Dünya Ekonomisi
Çin Ekonomisinde Kriz: Gerçekler Gizleniyor
Olumsuz Göstergelerle Birlikte Veriler Ortadan Kalkıyor Son yıllarda Çin yönetimi, ekonomik göstergelere dair birçok temel verinin yayımlanmasını durdurmuş durumda. Özellikle…

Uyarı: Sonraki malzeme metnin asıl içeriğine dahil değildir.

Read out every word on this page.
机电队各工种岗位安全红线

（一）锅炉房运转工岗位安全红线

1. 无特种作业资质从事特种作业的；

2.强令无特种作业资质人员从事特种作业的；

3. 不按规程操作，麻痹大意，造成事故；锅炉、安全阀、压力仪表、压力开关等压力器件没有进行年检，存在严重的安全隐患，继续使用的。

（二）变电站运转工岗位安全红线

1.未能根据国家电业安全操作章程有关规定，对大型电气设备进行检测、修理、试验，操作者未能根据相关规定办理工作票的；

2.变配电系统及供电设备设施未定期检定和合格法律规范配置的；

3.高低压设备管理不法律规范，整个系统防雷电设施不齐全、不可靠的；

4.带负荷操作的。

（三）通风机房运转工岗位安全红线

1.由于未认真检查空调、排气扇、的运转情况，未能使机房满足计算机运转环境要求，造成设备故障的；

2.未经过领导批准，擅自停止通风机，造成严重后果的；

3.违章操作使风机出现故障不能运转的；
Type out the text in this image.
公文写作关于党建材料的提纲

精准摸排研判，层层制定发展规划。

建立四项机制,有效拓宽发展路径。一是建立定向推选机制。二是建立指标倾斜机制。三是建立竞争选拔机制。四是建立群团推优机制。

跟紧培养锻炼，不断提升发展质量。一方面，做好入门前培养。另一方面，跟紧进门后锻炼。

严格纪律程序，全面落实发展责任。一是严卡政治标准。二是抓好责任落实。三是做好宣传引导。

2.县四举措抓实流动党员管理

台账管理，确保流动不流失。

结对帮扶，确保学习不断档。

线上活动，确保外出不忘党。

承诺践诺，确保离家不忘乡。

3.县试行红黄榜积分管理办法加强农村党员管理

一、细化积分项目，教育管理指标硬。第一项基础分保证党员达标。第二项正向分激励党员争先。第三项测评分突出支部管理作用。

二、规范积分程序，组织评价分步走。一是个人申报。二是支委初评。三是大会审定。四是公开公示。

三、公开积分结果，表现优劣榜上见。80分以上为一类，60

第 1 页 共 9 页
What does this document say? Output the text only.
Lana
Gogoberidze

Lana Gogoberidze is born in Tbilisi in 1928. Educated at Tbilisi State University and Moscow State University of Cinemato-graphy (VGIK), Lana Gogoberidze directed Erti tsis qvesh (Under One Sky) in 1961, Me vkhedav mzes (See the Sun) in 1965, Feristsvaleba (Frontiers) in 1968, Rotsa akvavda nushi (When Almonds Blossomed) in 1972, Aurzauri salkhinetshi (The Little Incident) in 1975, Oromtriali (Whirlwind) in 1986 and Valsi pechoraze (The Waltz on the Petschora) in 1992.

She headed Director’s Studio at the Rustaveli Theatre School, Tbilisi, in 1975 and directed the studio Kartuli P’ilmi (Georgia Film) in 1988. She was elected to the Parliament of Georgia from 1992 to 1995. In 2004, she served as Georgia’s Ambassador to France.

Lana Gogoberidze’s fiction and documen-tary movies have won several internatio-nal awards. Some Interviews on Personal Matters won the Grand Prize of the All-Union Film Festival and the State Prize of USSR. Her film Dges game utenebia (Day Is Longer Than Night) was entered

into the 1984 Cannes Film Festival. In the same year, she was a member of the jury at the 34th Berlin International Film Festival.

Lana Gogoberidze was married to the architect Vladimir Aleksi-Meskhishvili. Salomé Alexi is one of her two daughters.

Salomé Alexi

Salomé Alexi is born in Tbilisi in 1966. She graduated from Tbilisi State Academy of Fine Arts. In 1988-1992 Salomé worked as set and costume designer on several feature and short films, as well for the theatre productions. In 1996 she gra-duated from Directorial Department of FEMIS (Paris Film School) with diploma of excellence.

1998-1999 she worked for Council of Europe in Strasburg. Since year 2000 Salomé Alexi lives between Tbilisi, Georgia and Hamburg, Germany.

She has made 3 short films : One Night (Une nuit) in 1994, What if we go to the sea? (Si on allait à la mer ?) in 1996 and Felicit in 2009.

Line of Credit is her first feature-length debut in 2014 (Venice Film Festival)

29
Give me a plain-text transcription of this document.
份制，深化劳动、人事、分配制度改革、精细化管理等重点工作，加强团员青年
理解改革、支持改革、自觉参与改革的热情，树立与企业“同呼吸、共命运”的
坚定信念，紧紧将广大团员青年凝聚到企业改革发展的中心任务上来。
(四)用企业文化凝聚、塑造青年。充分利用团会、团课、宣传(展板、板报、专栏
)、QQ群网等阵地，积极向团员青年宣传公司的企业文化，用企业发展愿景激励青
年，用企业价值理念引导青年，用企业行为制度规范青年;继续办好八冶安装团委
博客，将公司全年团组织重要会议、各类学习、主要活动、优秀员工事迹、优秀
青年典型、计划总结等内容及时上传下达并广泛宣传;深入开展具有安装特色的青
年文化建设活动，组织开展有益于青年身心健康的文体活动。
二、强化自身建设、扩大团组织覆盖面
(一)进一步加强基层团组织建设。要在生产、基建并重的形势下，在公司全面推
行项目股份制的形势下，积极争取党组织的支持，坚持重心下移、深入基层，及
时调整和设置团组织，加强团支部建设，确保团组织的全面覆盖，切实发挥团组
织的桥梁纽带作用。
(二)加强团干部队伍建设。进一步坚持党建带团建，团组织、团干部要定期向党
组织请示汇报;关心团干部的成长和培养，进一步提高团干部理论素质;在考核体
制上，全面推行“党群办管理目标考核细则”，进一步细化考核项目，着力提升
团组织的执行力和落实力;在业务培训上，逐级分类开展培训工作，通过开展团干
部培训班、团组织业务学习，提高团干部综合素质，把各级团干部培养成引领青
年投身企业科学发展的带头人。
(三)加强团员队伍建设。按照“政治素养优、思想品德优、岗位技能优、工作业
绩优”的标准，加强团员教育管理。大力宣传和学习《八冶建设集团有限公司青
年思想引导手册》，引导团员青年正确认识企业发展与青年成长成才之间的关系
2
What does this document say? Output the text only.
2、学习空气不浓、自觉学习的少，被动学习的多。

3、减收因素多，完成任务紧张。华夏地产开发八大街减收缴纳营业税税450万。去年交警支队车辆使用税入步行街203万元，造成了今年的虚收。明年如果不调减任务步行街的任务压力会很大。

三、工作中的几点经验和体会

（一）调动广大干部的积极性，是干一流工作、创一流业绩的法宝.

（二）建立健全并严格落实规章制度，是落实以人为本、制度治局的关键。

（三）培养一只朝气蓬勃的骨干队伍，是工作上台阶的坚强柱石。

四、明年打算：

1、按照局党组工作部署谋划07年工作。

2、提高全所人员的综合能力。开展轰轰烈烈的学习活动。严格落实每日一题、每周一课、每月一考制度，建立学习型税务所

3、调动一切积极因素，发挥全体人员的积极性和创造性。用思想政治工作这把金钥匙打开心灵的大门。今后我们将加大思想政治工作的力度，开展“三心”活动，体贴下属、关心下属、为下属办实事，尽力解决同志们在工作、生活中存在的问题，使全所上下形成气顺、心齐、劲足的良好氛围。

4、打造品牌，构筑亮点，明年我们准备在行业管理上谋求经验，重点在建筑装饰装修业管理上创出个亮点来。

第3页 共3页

Olumsuz Göstergelerle Birlikte Veriler Ortadan Kalkıyor
Son yıllarda Çin yönetimi, ekonomik göstergelere dair birçok temel verinin yayımlanmasını durdurmuş durumda. Özellikle büyüme hızının yavaşladığı, iç tüketimin zayıf kaldığı ve emlak sektörünün çöküşe geçtiği bir dönemde, kritik göstergelerin açıklanmaktan vazgeçilmesi dikkat çekmektedir. Bunlar arasında kent merkezlerindeki genç işsizlik oranı, yabancı sermaye yatırımları, arsa değerleri, konut doluluk oranları ve borsa yatırımcı sayısı gibi önemli veriler yer almaktadır. Verilerin büyük kısmının, olumsuz eğilimlerin ortaya çıkmasının ardından yayından kaldırıldığı görülmektedir. Bu durum, ekonomik gidişatın gerçek boyutunun değerlendirilmesini zorlaştırmakta ve resmi büyüme rakamlarına olan güveni sarsmaktadır.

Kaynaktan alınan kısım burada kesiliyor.